The observance of perspective in one’s teaching should be given not alone to the lesson as a whole, but also to the entire course of instruction. A teacher may well ask herself: “What points in music-instruction are the most important?” “If in my teaching I lay the most stress upon this or that, what ideas concerning music-study will it give my pupils?” “Would their practice-period be profitable if they held that idea?” “How careful I should be in teaching beginners not to foster wrong notions concerning practice.”

Naturally, a child’s most decisive impressions of what music-study means are received in his first lessons. Music-study is necessarily a vague idea to him, for it is unlike any of his other studies. Whatever ideas the teacher presents in the first lessons which he can grasp easily he will clutch tenaciously. All ideas given later he will group about it, establishing some relation among them in his mind.

What is of the greatest importance in music—reading well at sight, ability to give the fingers gymnastic exercises upon the keys, or the quality of tones? We all answer: It is the production of lovely, exquisitely-shaded tones. The production of such tones implies fine technic, and some skill in sight-reading, but neither good technic nor great ability to read at sight implies sweet tones. Clearly, then, we must show the pupil from the first lessons that music-study is a study of tones.

The best way to accomplish this is to give ear-training before taking up finger-work or note-study. The child’s work and play have developed ability to use the fingers easily, to see quickly, and to perceive similarity of form. His ear has not received special training. It seems better, then, that his perception of sounds should be developed at least as much as his perceptions of sight and of touch. When the child has gained some proficiency in recognizing sounds and their qualities, it would seem best to teach him how to produce those sounds correctly. He should understand well each movement involved before attempting to make it. Its proper production should be practiced until done automatically. The teacher should not fail to connect in the child’s mind the quality of tone produced with the manner of producing it so that when the work has become easy, at the mere mention of the quality the child will produce it automatically.

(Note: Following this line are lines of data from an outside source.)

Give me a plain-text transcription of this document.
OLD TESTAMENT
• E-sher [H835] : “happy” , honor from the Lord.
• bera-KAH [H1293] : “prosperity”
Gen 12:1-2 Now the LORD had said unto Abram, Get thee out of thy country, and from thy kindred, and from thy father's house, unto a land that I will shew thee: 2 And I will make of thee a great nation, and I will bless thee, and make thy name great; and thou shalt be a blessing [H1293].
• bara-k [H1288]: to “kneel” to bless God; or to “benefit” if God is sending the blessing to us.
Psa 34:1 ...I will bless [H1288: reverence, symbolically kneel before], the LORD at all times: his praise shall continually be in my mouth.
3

Doubtless the best methods of teaching music possess in common other characteristics than those treated of in this essay. These two, the teaching of concentration of the mind and the mapping out of one’s work ahead of time clearly and consistently to an ideal, are of the greatest importance in the teaching of all branches. They are fundamental principles. They are, therefore, of greater value to music than characteristics which pertain to music alone.